Si le pont est une expérience non satisfaisante, nous pourrons revenir là.
Nous arrivons en vue du pont et… le retour de l’usine : 3 rangées de trépieds sur le pont, alors que le soleil montre clairement que son lever ne sera ni rose ni violet, et que les arbres ne sont pas recouverts de givres.
Certes un groupe de grue relativement important s’apprête à se réveiller et prendre son envol dans l’heure pour rejoindre les points de nourrissage, mais bon franchement pas de quoi rester dans le froid et la promiscuité.
D’ailleurs les grues doivent sans doute elles-aussi s’amuser de ce spectacle d’humains échassiers à 5 jambes dont 3 amovibles, venant se réchauffer également au petit jour. Sont un peu bête ces humains de ne pas avoir compris que c’est les pieds dans l’eau qu’il fait le moins froid 🙂

Bon, nous repartons en direction de notre premier endroit : il ne va pas être facile de se garer et de trouver où se poser… nous prenons une route parallèle, où une bande de terre, de fermes, et de marécage nous sépare de ce bras de rivière.
Nous finissons pas trouver où poser la voiture, un peu à l’arrache certes, mais bon notre voiture dispose sur la lunette arrière d’un macaron « conducteur d’outre-mer » sur lequel nous comptons beaucoup pour se faire pardonner.
En théorie cet autocollant sert simplement à indiquer la nature « non autochtone » du conducteur afin que les conducteurs autochtones – comprendre de Hokkaido, pas du Japon – puissent anticiper notre comportement.
En pratique cet autocollant signifie en gros : « conducteur respectant les limitations de vitesse : à doubler dès que possible ».
Et oui : à Hokkaido, les limitations de vitesse c’est pour les étrangers, autrement dit tous ceux qui ne vivent pas à Hokkaido 🙂
Déjà en été c’est toujours un grand moment de se faire doubler en montagne et en cote par un camion, mais là sur la neige voire la glace…
En tous cas la DDE ne chôme pas ici pour déneiger, et c’est toujours une organisation où l’effectif est celui nécessaire, pour que tant le travail lui-même que la signalisation ou la régulation du traffic soient effectués correctement.
Alors, nous posons donc la voiture sur le bord de la route, chaussons nos raquettes et nous dirigeons vers un chemin qui relie la route au bras de rivière susdit.
Au passage, 3 grues ayant apparemment élu domicile à la ferme – il y fait plus chaud que dans la rivière : merci les chèvres – nous gratifie d’un numéro très « coq », où le jeu consiste à monter sur un tas (de neige en l’occurrence, mais montrons-nous un peu force d’imagination) et pousser son cri une fois au sommet, accompagné par la pédale rythmique des aboiements du chien.
La synchronisation avec le lever du soleil renforce l’impression de réalisme du tableau, où le bucolique ne le dispute qu’au pittoresque.
Nous nous engageons sur le chemin et réalisons de suite que les raquettes ne seront ni luxe, ni chi-chi : on s’enfonce copieusement dans la poudreuse, ce qui est assez fatigant, mais super sympa quand même.

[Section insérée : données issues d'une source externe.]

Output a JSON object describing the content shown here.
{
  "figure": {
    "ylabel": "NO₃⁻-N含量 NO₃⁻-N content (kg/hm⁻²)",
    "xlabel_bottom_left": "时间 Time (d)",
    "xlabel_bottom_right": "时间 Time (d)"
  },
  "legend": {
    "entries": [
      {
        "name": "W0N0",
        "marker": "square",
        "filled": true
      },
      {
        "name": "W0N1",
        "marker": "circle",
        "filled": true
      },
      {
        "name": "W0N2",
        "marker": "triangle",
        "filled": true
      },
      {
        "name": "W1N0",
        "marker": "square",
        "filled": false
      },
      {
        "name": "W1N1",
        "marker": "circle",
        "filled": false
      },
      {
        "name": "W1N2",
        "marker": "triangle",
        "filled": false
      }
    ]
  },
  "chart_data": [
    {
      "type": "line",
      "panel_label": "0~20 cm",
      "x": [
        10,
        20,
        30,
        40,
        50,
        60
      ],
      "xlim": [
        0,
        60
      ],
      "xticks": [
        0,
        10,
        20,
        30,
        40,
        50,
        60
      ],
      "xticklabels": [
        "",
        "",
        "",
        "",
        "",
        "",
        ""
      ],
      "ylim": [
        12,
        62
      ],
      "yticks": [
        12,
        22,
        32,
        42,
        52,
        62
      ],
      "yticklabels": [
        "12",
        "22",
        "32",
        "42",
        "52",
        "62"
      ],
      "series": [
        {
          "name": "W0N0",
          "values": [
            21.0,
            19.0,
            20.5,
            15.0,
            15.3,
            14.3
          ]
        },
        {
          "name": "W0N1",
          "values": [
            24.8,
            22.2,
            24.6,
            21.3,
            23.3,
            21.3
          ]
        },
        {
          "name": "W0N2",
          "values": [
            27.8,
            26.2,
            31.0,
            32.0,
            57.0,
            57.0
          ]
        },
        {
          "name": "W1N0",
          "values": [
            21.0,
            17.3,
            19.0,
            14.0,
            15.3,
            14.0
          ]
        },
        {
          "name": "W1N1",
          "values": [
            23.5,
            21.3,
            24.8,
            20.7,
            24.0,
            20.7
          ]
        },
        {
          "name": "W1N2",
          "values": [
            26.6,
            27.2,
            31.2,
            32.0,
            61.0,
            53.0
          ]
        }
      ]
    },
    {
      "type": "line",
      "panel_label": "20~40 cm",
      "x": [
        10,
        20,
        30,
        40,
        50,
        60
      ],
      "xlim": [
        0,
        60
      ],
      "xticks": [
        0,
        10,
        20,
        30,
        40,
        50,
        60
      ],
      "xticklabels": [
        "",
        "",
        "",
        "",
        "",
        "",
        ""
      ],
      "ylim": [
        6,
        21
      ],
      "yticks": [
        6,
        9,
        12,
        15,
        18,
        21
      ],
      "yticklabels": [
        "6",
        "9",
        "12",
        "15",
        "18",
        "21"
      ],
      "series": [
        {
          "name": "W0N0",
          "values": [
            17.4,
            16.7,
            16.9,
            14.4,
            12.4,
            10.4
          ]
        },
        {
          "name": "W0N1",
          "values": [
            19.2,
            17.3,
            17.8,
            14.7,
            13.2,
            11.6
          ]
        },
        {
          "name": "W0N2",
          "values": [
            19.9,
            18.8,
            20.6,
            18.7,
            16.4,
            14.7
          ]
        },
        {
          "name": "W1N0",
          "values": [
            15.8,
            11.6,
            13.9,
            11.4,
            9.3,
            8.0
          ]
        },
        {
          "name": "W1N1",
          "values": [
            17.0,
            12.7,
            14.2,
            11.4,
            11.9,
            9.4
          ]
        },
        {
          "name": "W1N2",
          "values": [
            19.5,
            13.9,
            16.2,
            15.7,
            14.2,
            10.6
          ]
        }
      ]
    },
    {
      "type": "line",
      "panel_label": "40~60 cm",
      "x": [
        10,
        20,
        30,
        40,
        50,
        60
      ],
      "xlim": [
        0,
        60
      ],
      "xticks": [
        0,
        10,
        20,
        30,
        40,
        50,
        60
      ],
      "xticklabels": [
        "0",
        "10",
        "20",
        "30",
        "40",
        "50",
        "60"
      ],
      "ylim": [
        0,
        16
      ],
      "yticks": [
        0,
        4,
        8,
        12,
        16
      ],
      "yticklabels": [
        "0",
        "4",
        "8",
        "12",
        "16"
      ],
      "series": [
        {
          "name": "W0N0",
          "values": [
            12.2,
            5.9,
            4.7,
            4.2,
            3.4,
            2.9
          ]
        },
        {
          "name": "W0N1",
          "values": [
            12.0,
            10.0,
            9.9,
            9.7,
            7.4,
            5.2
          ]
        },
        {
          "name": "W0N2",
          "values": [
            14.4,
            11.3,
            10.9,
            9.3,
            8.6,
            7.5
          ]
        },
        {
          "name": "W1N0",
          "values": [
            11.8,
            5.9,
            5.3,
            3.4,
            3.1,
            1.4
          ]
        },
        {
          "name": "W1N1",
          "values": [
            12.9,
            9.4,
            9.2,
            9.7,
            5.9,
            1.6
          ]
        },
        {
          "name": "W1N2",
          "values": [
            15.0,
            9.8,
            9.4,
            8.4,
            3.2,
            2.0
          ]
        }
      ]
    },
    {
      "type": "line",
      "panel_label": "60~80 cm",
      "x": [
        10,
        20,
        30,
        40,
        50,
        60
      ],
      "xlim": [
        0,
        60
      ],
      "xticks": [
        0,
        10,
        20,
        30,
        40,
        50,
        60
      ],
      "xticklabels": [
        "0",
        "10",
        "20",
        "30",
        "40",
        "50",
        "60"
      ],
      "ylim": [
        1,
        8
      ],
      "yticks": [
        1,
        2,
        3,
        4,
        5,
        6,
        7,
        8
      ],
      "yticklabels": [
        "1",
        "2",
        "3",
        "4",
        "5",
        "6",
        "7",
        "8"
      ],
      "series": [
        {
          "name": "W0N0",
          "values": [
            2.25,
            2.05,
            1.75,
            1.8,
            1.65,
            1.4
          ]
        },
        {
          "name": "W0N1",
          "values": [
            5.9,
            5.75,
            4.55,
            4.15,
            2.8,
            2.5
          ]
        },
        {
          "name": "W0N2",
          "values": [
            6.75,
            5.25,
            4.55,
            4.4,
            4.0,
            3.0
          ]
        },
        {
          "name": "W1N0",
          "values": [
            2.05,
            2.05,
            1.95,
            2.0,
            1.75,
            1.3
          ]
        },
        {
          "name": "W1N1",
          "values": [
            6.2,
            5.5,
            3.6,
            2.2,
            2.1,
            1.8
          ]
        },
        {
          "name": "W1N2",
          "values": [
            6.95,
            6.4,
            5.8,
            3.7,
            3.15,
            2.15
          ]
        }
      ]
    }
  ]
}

Après cette ballade, d’une heure tout de même, nous allons déjeuner au Elegant Café, chalet en bord de route tenu par une mamie : curry délicieux, déco chaleureuse, baie vitrée et observations des oiseaux à la mangeoire.

L’après-midi, retour à l’enclos « libre » pour photographier et observer les grues.
Enfin la soirée s’est résumé à : onsen, dîner, onsen, dodo.